Po upadku rządu Romano Prodiego prezydent we wtorek wieczorem zakończył konsultacje z szefami 19 ugrupowań politycznych i trzema swymi poprzednikami. Potem pogrążył się w głębokiej refleksji. Jej owocem miała być decyzja, czy rozpisać natychmiast nowe wybory, czy też powierzyć komuś misję utworzenia tymczasowego rząd. Z pozoru sytuacja wydawała się jasna. Ponad 60 proc. Włochów chce iść natychmiast do urn, a w obecnym Senacie, gdzie w zeszłym tygodniu rząd Prodiego nie uzyskał wotum zaufania, też przeważają zwolennicy rychłych wyborów. Opowiada się za nimi cała opozycja, ortodoksyjni komuniści i chadecka lewica, która wychodząc z koalicji, wywołała obecny kryzys.
Mimo to prezydent postawił na nowy rząd. Tłumaczył, że przemawia za tym włoska racja stanu i troska o przyszłość państwa. Zadaniem gabinetu Mariniego ma być przygotowanie wyborów. Chodzi o zmianę proporcjonalnej ordynacji wyborczej o bardzo niskim progu na taką, która zagwarantowałaby zwycięzcom stabilną większość w obu izbach parlamentu, czyli możliwość skutecznego rządzenia. Opozycja pod wodzą Silvia Berlusconiego we wczorajszych sondażach miała 12 punktów przewagi i chciałaby ją jak najszybciej wykorzystać.
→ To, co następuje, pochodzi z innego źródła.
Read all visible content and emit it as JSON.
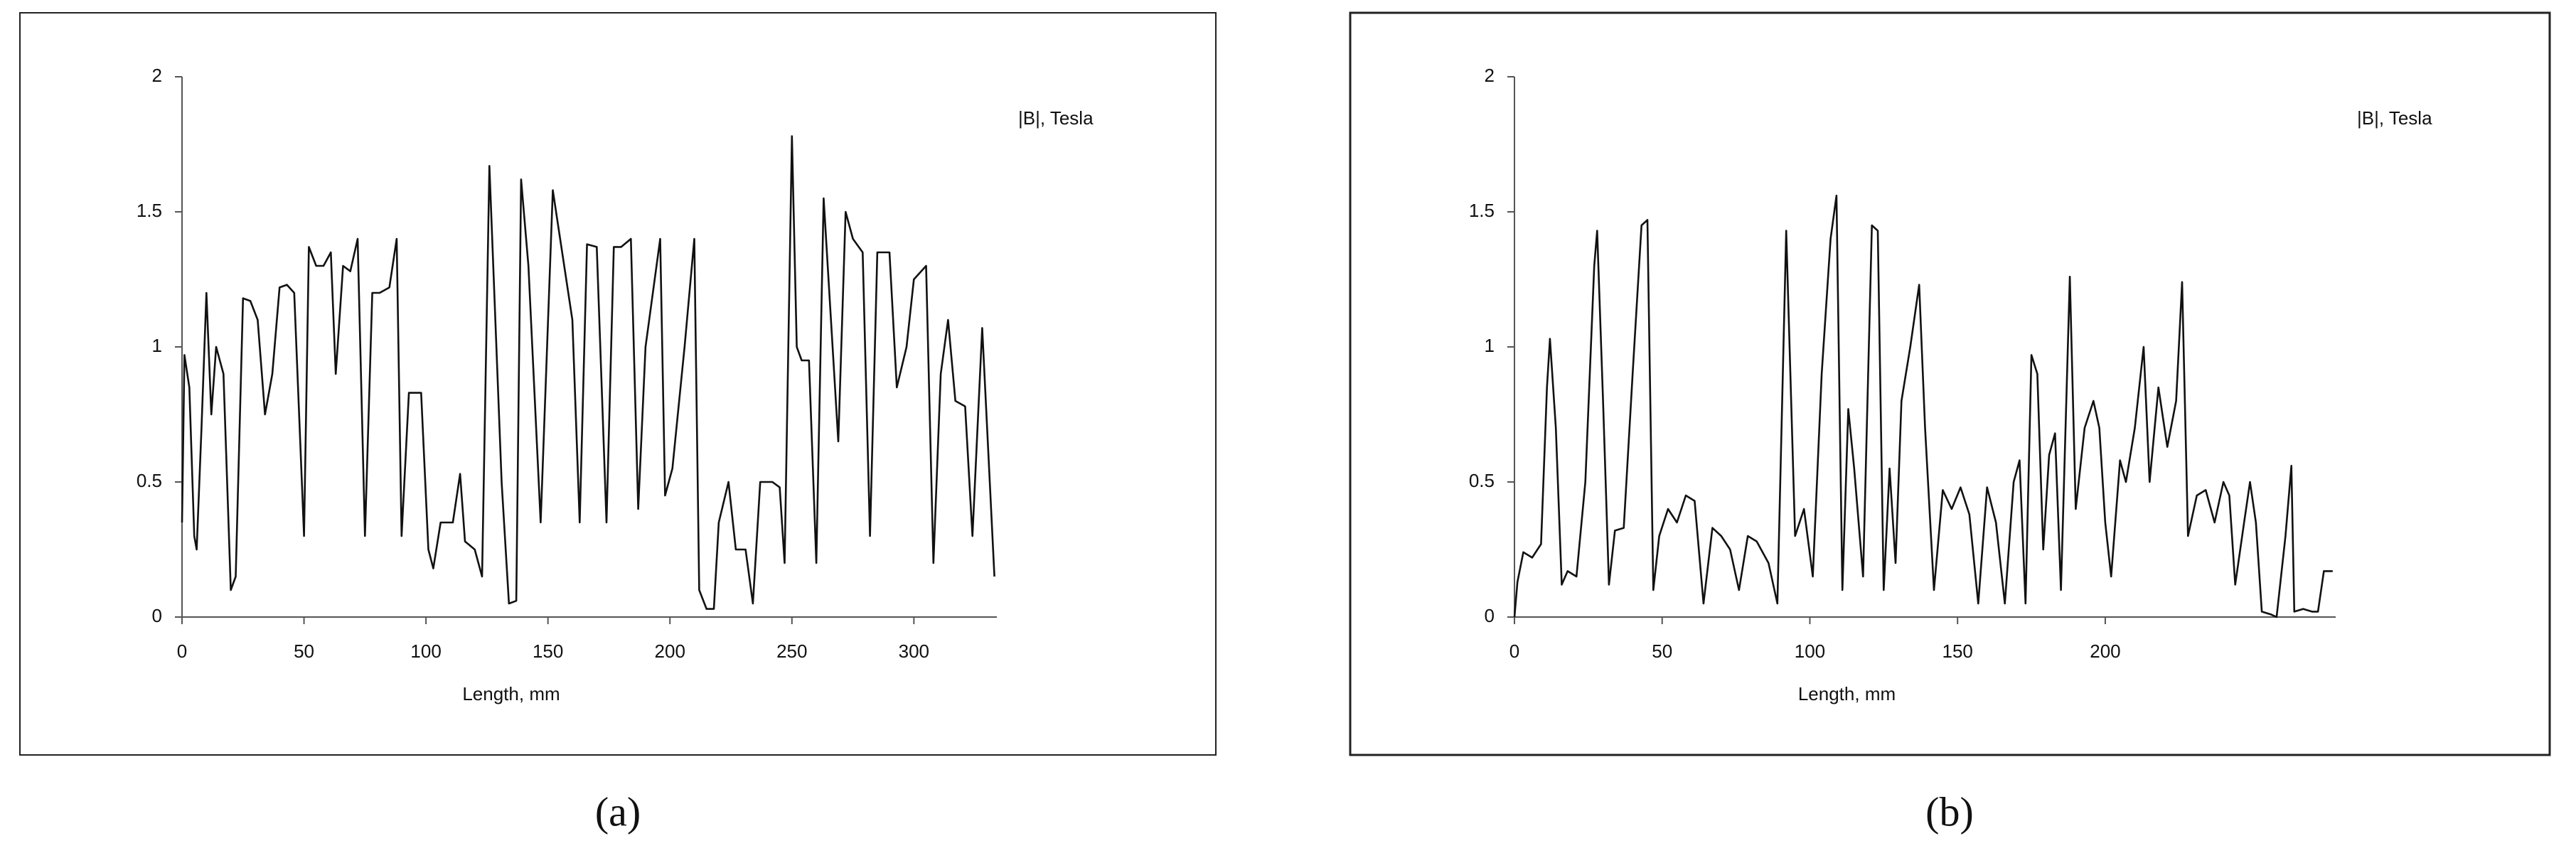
{
  "chart_data": [
    {
      "type": "line",
      "panel": "(a)",
      "legend": "|B|, Tesla",
      "x_label": "Length, mm",
      "xlim": [
        0,
        334
      ],
      "xticks": [
        0,
        50,
        100,
        150,
        200,
        250,
        300
      ],
      "ylim": [
        0,
        2
      ],
      "yticks": [
        0,
        0.5,
        1,
        1.5,
        2
      ],
      "x": [
        0,
        1,
        3,
        5,
        6,
        8,
        10,
        12,
        14,
        17,
        20,
        22,
        25,
        28,
        31,
        34,
        37,
        40,
        43,
        46,
        50,
        52,
        55,
        58,
        61,
        63,
        66,
        69,
        72,
        75,
        78,
        81,
        85,
        88,
        90,
        93,
        98,
        101,
        103,
        106,
        111,
        114,
        116,
        120,
        123,
        126,
        128,
        131,
        134,
        137,
        139,
        142,
        147,
        152,
        155,
        160,
        163,
        166,
        170,
        174,
        177,
        180,
        184,
        187,
        190,
        193,
        196,
        198,
        201,
        206,
        210,
        212,
        215,
        218,
        220,
        224,
        227,
        231,
        234,
        237,
        242,
        245,
        247,
        250,
        252,
        254,
        257,
        260,
        263,
        266,
        269,
        272,
        275,
        279,
        282,
        285,
        290,
        293,
        297,
        300,
        305,
        308,
        311,
        314,
        317,
        321,
        324,
        328,
        333
      ],
      "series": [
        {
          "color": "#111111",
          "values": [
            0.35,
            0.97,
            0.85,
            0.3,
            0.25,
            0.7,
            1.2,
            0.75,
            1.0,
            0.9,
            0.1,
            0.15,
            1.18,
            1.17,
            1.1,
            0.75,
            0.9,
            1.22,
            1.23,
            1.2,
            0.3,
            1.37,
            1.3,
            1.3,
            1.35,
            0.9,
            1.3,
            1.28,
            1.4,
            0.3,
            1.2,
            1.2,
            1.22,
            1.4,
            0.3,
            0.83,
            0.83,
            0.25,
            0.18,
            0.35,
            0.35,
            0.53,
            0.28,
            0.25,
            0.15,
            1.67,
            1.2,
            0.5,
            0.05,
            0.06,
            1.62,
            1.3,
            0.35,
            1.58,
            1.4,
            1.1,
            0.35,
            1.38,
            1.37,
            0.35,
            1.37,
            1.37,
            1.4,
            0.4,
            1.0,
            1.2,
            1.4,
            0.45,
            0.55,
            1.0,
            1.4,
            0.1,
            0.03,
            0.03,
            0.35,
            0.5,
            0.25,
            0.25,
            0.05,
            0.5,
            0.5,
            0.48,
            0.2,
            1.78,
            1.0,
            0.95,
            0.95,
            0.2,
            1.55,
            1.1,
            0.65,
            1.5,
            1.4,
            1.35,
            0.3,
            1.35,
            1.35,
            0.85,
            1.0,
            1.25,
            1.3,
            0.2,
            0.9,
            1.1,
            0.8,
            0.78,
            0.3,
            1.07,
            0.15
          ]
        }
      ]
    },
    {
      "type": "line",
      "panel": "(b)",
      "legend": "|B|, Tesla",
      "x_label": "Length, mm",
      "xlim": [
        0,
        278
      ],
      "xticks": [
        0,
        50,
        100,
        150,
        200
      ],
      "ylim": [
        0,
        2
      ],
      "yticks": [
        0,
        0.5,
        1,
        1.5,
        2
      ],
      "x": [
        0,
        1,
        3,
        6,
        9,
        11,
        12,
        14,
        16,
        18,
        21,
        24,
        27,
        28,
        30,
        32,
        34,
        37,
        40,
        43,
        45,
        47,
        49,
        52,
        55,
        58,
        61,
        64,
        67,
        70,
        73,
        76,
        79,
        82,
        86,
        89,
        92,
        95,
        98,
        101,
        104,
        107,
        109,
        111,
        113,
        115,
        118,
        121,
        123,
        125,
        127,
        129,
        131,
        134,
        137,
        139,
        142,
        145,
        148,
        151,
        154,
        157,
        160,
        163,
        166,
        169,
        171,
        173,
        175,
        177,
        179,
        181,
        183,
        185,
        188,
        190,
        193,
        196,
        198,
        200,
        202,
        205,
        207,
        210,
        213,
        215,
        218,
        221,
        224,
        226,
        228,
        231,
        234,
        237,
        240,
        242,
        244,
        247,
        249,
        251,
        253,
        256,
        258,
        261,
        263,
        264,
        267,
        270,
        272,
        274,
        277
      ],
      "series": [
        {
          "color": "#111111",
          "values": [
            0.0,
            0.13,
            0.24,
            0.22,
            0.27,
            0.85,
            1.03,
            0.7,
            0.12,
            0.17,
            0.15,
            0.5,
            1.3,
            1.43,
            0.8,
            0.12,
            0.32,
            0.33,
            0.9,
            1.45,
            1.47,
            0.1,
            0.3,
            0.4,
            0.35,
            0.45,
            0.43,
            0.05,
            0.33,
            0.3,
            0.25,
            0.1,
            0.3,
            0.28,
            0.2,
            0.05,
            1.43,
            0.3,
            0.4,
            0.15,
            0.9,
            1.4,
            1.56,
            0.1,
            0.77,
            0.55,
            0.15,
            1.45,
            1.43,
            0.1,
            0.55,
            0.2,
            0.8,
            1.0,
            1.23,
            0.7,
            0.1,
            0.47,
            0.4,
            0.48,
            0.38,
            0.05,
            0.48,
            0.35,
            0.05,
            0.5,
            0.58,
            0.05,
            0.97,
            0.9,
            0.25,
            0.6,
            0.68,
            0.1,
            1.26,
            0.4,
            0.7,
            0.8,
            0.7,
            0.35,
            0.15,
            0.58,
            0.5,
            0.7,
            1.0,
            0.5,
            0.85,
            0.63,
            0.8,
            1.24,
            0.3,
            0.45,
            0.47,
            0.35,
            0.5,
            0.45,
            0.12,
            0.35,
            0.5,
            0.35,
            0.02,
            0.01,
            0.0,
            0.3,
            0.56,
            0.02,
            0.03,
            0.02,
            0.02,
            0.17,
            0.17
          ]
        }
      ]
    }
  ]
}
Pojawiają się brzydkie podejrzenia, że prezydent jako człowiek lewicy kieruje się nie tyle racją stanu, ile chęcią doraźnej pomocy przyjaciołom w potrzebie. Rzeczywiście zmiana ordynacji wyborczej na mieszaną z wysokim progiem pomogłaby głównie rozdrobnionej lewicy, a czas pozwoliłby się jej skonsolidować.
Jednak za uzdrowieniem ordynacji i usprawnieniem mechanizmów działania zarówno parlamentu, jak i rządu jeszcze przed wyborami opowiadają się również autorytety i organizacje, które trudno podejrzewać o lewicowe sympatie, m.in. włoski episkopat i potężna Confindustria – stowarzyszenie włoskich przedsiębiorców.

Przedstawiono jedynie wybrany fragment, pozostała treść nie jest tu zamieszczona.